Curiosities: Why do I get a streak of images from LED taillights when I scan the road at night? Is this dangerous?
You are seeing positive afterimages, says James Ver Hoeve, a vision scientist at University of Wisconsin–Madison. “If you stare at a bright red line on a white background and look away, you’ll see a green line; that’s a negative afterimage. If you wave a sparkler around, you’ll see a streak of light that is the same color as the red-hot part; that’s a positive afterimage.”
The high-intensity light-emitting diodes in some modern taillights flicker quickly, so when you move your eyes across them, you may see multiple positive afterimages with a stroboscopic effect.
In some circumstances, the effect can be disturbing, Ver Hoeve continues. “When you see something in the center of your vision, your brain thinks, ‘The object is located at a heading aligned with my eye position.’ If your eyes move during a positive afterimage, your brain can misinterpret the eye movement as motion of the image rather than the eye. When motion appears to come from an object that should not be moving, the result can be disorienting.”

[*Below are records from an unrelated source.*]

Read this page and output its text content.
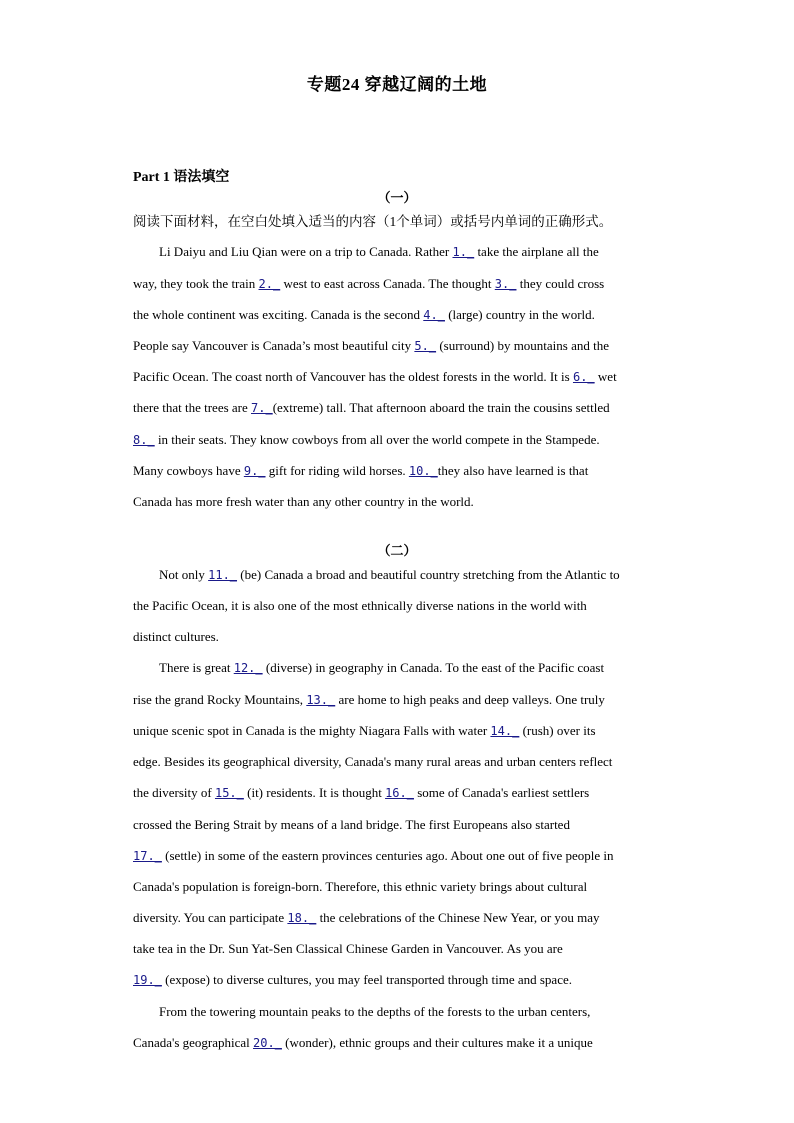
专题24 穿越辽阔的土地
Part 1 语法填空
（一）
阅读下面材料，在空白处填入适当的内容（1个单词）或括号内单词的正确形式。
（二）
Li Daiyu and Liu Qian were on a trip to Canada. Rather 1._ take the airplane all the
way, they took the train 2._ west to east across Canada. The thought 3._ they could cross
the whole continent was exciting. Canada is the second 4._ (large) country in the world.
People say Vancouver is Canada’s most beautiful city 5._ (surround) by mountains and the
Pacific Ocean. The coast north of Vancouver has the oldest forests in the world. It is 6._ wet
there that the trees are 7._(extreme) tall. That afternoon aboard the train the cousins settled
8._ in their seats. They know cowboys from all over the world compete in the Stampede.
Many cowboys have 9._ gift for riding wild horses. 10._they also have learned is that
Canada has more fresh water than any other country in the world.
Not only 11._ (be) Canada a broad and beautiful country stretching from the Atlantic to
the Pacific Ocean, it is also one of the most ethnically diverse nations in the world with
distinct cultures.
There is great 12._ (diverse) in geography in Canada. To the east of the Pacific coast
rise the grand Rocky Mountains, 13._ are home to high peaks and deep valleys. One truly
unique scenic spot in Canada is the mighty Niagara Falls with water 14._ (rush) over its
edge. Besides its geographical diversity, Canada's many rural areas and urban centers reflect
the diversity of 15._ (it) residents. It is thought 16._ some of Canada's earliest settlers
crossed the Bering Strait by means of a land bridge. The first Europeans also started
17._ (settle) in some of the eastern provinces centuries ago. About one out of five people in
Canada's population is foreign-born. Therefore, this ethnic variety brings about cultural
diversity. You can participate 18._ the celebrations of the Chinese New Year, or you may
take tea in the Dr. Sun Yat-Sen Classical Chinese Garden in Vancouver. As you are
19._ (expose) to diverse cultures, you may feel transported through time and space.
From the towering mountain peaks to the depths of the forests to the urban centers,
Canada's geographical 20._ (wonder), ethnic groups and their cultures make it a unique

While negative afterimages are produced in the retina, positive afterimages are mostly formed in the brain. Past use of LSD, lesions in the brain and drug reactions have been associated with prolonged positive afterimages, Ver Hoeve says.
The technical name for abnormal persistence of positive afterimages is palinopsia. “In Greek, ‘Palin’ means ‘again’ and ‘opsia’ means ‘seeing.’ Palinopsia doesn’t mean seeing lots of Sarah Palins. It means seeing a trail of positive afterimages.”